From what she has drafted thus far, Kolani wants the museum-gallery to be in a decent-sized building. It will be based in the Baltimore region and will contain images, artifacts, etc. pertaining to the cultural uniqueness of Africa. Once her museum opens, Kolani hopes to hire employees from all racial backgrounds and will organize trips to Africa, connecting Americans to a part of the globe that will broaden their cultural competence. The grants that Kolani has applied for will enable her to gather resources to make her dream a reality. Once fully developed, Kolani foresees her project making a tremendous impact not only in Baltimore but all over the country, as well.

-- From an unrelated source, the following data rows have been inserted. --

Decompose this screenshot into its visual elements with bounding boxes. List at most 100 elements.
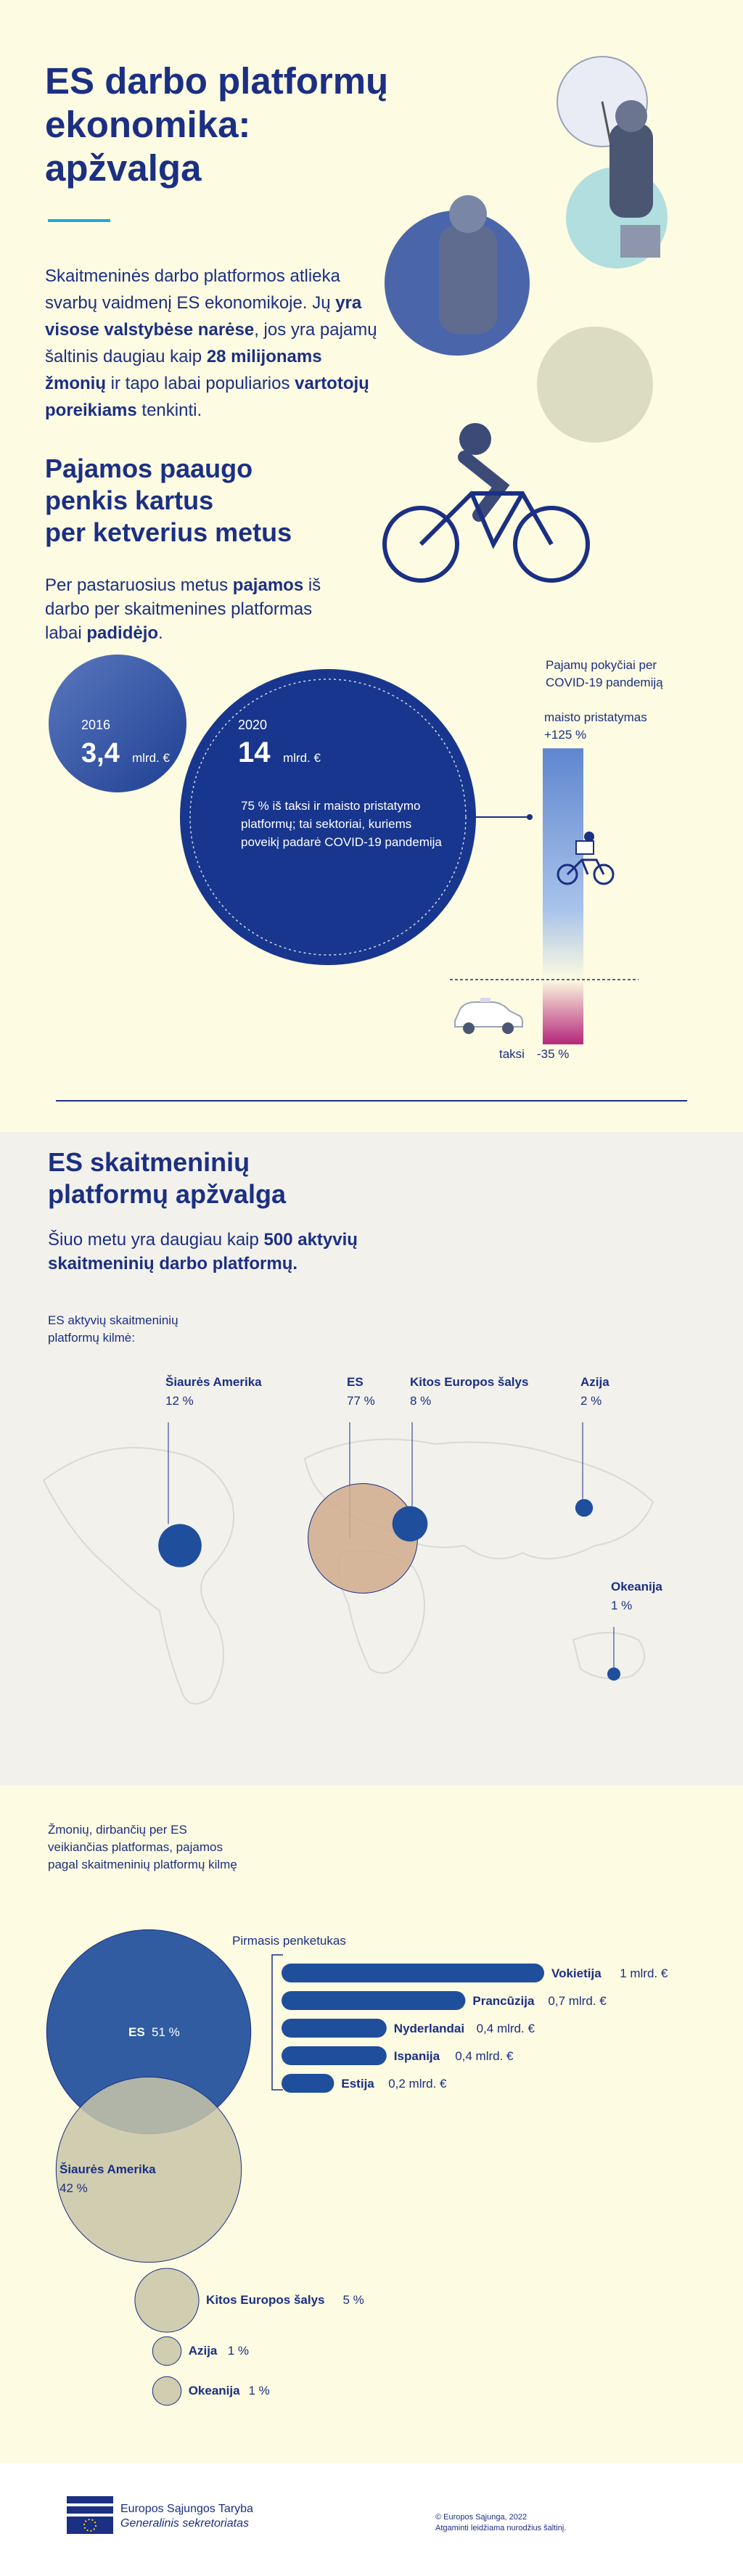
footer: [0, 2464, 743, 2576]
intro-sentence-1: Skaitmeninės darbo platformos atlieka sv…: [45, 266, 340, 313]
top5-value-label: 1 mlrd. €: [620, 1966, 668, 1980]
bubble-2016: [49, 655, 186, 792]
value-2020: 14: [238, 737, 271, 768]
council-logo: [67, 2496, 113, 2534]
bicycle-frame-icon: [419, 491, 554, 549]
growth-heading-line: per ketverius metus: [45, 517, 292, 547]
title-line-3: apžvalga: [45, 147, 202, 189]
section-divider: [56, 1100, 687, 1102]
top5-value-label: 0,2 mlrd. €: [388, 2077, 447, 2091]
origin-category-label: Azija: [580, 1375, 609, 1389]
top5-bracket: [271, 1954, 283, 2091]
footer-org-line1: Europos Sąjungos Taryba: [120, 2503, 253, 2515]
title-underline: [48, 219, 110, 222]
origin-bubble: [392, 1506, 428, 1542]
intro-bold: 28 milijonams žmonių: [45, 347, 322, 393]
intro-part: Jų: [312, 293, 336, 313]
pandemic-note: 75 % iš taksi ir maisto pristatymo platf…: [241, 799, 442, 849]
courier-figure: [439, 225, 497, 334]
origin-value-label: 77 %: [347, 1394, 375, 1408]
top5-bar: [282, 1991, 466, 2010]
food-label: maisto pristatymas: [544, 710, 647, 724]
top5-bar: [282, 2046, 387, 2065]
growth-heading-line: penkis kartus: [45, 485, 214, 515]
unit-2016: mlrd. €: [132, 751, 171, 765]
top5-value-label: 0,4 mlrd. €: [455, 2049, 514, 2063]
footer-copyright-line1: © Europos Sąjunga, 2022: [435, 2513, 528, 2522]
top5-category-label: Estija: [341, 2077, 374, 2091]
income-category-label: Okeanija: [189, 2384, 240, 2397]
covid-bars: [450, 748, 639, 1045]
origin-label-line: platformų kilmė:: [48, 1331, 135, 1345]
income-value-label: 1 %: [228, 2344, 249, 2358]
income-bubble: [134, 2268, 200, 2333]
photographer-figure: [609, 123, 653, 218]
bubble-2020: [180, 669, 476, 965]
origin-value-label: 2 %: [580, 1394, 602, 1408]
origin-category-label: ES: [347, 1375, 364, 1389]
overview-subtitle-bold: 500: [263, 1230, 293, 1250]
origin-bubble: [158, 1524, 202, 1567]
overview-subtitle-text: Šiuo metu yra daugiau kaip: [48, 1230, 264, 1250]
income-value-label: 42 %: [59, 2181, 88, 2195]
growth-text: .: [158, 623, 163, 643]
parcel-icon: [620, 225, 660, 258]
top5-bar: [282, 1964, 544, 1982]
income-label-line: veikiančias platformas, pajamos: [48, 1840, 223, 1854]
overview-heading-line: platformų apžvalga: [48, 1179, 287, 1209]
intro-part: ir tapo labai populiarios: [106, 374, 295, 393]
income-bubble: [152, 2336, 182, 2366]
bicycle-wheel-icon: [382, 506, 459, 583]
income-category-label: Šiaurės Amerika: [59, 2162, 156, 2176]
origin-bubbles: Šiaurės Amerika 12 % ES 77 % Kitos Europos š…: [158, 1375, 662, 1681]
income-category-label: ES: [128, 2025, 145, 2039]
income-label: Žmonių, dirbančių per ES veikiančias pla…: [48, 1821, 309, 1874]
decor-circle: [537, 327, 653, 443]
origin-category-label: Šiaurės Amerika: [165, 1375, 262, 1389]
top5-value-label: 0,4 mlrd. €: [477, 2022, 535, 2035]
footer-org: Europos Sąjungos Taryba Generalinis sekr…: [120, 2502, 253, 2531]
income-label-line: Žmonių, dirbančių per ES: [48, 1823, 187, 1837]
top5-category-label: Nyderlandai: [394, 2022, 464, 2035]
intro-part: tenkinti.: [136, 401, 202, 420]
top5-category-label: Prancūzija: [472, 1994, 535, 2008]
top5-bar: [282, 2074, 334, 2093]
origin-category-label: Kitos Europos šalys: [410, 1375, 528, 1389]
origin-category-label: Okeanija: [611, 1580, 662, 1593]
income-value-label: 51 %: [152, 2025, 180, 2039]
overview-heading-line: ES skaitmeninių: [48, 1147, 250, 1177]
growth-text: Per pastaruosius metus: [45, 575, 233, 595]
income-category-label: Azija: [189, 2344, 218, 2358]
intro-bold: vartotojų poreikiams: [45, 374, 369, 420]
label-2020: 2020: [238, 718, 267, 732]
pandemic-note-box: 75 % iš taksi ir maisto pristatymo platf…: [241, 799, 442, 849]
taxi-car-icon: [454, 998, 523, 1034]
growth-paragraph: Per pastaruosius metus pajamos iš darbo …: [45, 573, 350, 645]
intro-bold: yra visose valstybėse narėse: [45, 293, 362, 340]
origin-label-line: ES aktyvių skaitmeninių: [48, 1313, 178, 1327]
revenue-growth-chart: 2016 3,4 mlrd. € 2020 14 mlrd. € 75 % iš…: [49, 655, 663, 1061]
footer-copyright-line2: Atgaminti leidžiama nurodžius šaltinį.: [435, 2524, 567, 2532]
origin-value-label: 12 %: [165, 1394, 194, 1408]
income-bubble: [152, 2376, 182, 2406]
income-bubbles: ES 51 % Šiaurės Amerika 42 % Kitos Europos š…: [46, 1929, 364, 2406]
overview-heading: ES skaitmeninių platformų apžvalga: [48, 1147, 425, 1210]
taxi-value: -35 %: [537, 1047, 569, 1061]
top5-category-label: Vokietija: [551, 1966, 602, 1980]
income-chart: ES 51 % Šiaurės Amerika 42 % Kitos Europos š…: [46, 1929, 668, 2406]
page-title: ES darbo platformų ekonomika: apžvalga: [45, 60, 451, 190]
income-bubble: [55, 2076, 242, 2263]
growth-heading-line: Pajamos paaugo: [45, 454, 253, 483]
bicycle-wheel-icon: [513, 506, 590, 583]
income-value-label: 1 %: [249, 2384, 270, 2397]
top5-bar: [282, 2019, 387, 2038]
food-value: +125 %: [544, 728, 586, 742]
top5-title: Pirmasis penketukas: [232, 1934, 346, 1948]
origin-bubble: [607, 1668, 620, 1681]
origin-value-label: 1 %: [611, 1599, 632, 1612]
origin-map-chart: Šiaurės Amerika 12 % ES 77 % Kitos Europos š…: [42, 1375, 662, 1705]
income-label-line: pagal skaitmeninių platformų kilmę: [48, 1858, 237, 1871]
top5-value-label: 0,7 mlrd. €: [548, 1994, 607, 2008]
covid-title-line2: COVID-19 pandemiją: [546, 676, 663, 689]
origin-value-label: 8 %: [410, 1394, 431, 1408]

“I want to connect people [who are] from here, with Africa,” she said. Amy Westby, the NSLS director of strategic initiatives and education, began the United by Purpose scholarship and is working closely with the 20 finalists. She also oversees the education division of the organization. The NSLS Foundation gives more than $300,000 to students every semester through its programs, according to Westby.
“We are very much about helping students find other ways to build their leadership skills, even beyond NSLS,” Westby said. “We wanted to engage in experiential leadership, project leadership and helping to help prepare the members that work with us to engage in contemporary issues of that commitment towards ending systemic racism, bigotry, oppression and injustices within those local communities that they serve in.”
Over the last month, Westby has met with each of the 20 scholarship recipients— many of which are teams of five— individually to help craft what their project will look like. “The scholarship panel was particularly impressed with Kolani’s proposal, Westby said. “She personally had a connection to the project in that she was an immigrant, wanted to be involved in her community and she wanted to use her art major and culture to bring people together.”
Applicants have until February 1, 2021, to complete their project proposals and pitch their ideas to the NSLS board of directors. First, second and third place winners will be selected on March 12, 2021 and awarded $10,000, $5,000 and $2,000 scholarships respectively, which will provide some of the funding that members need to implement their projects in their communities.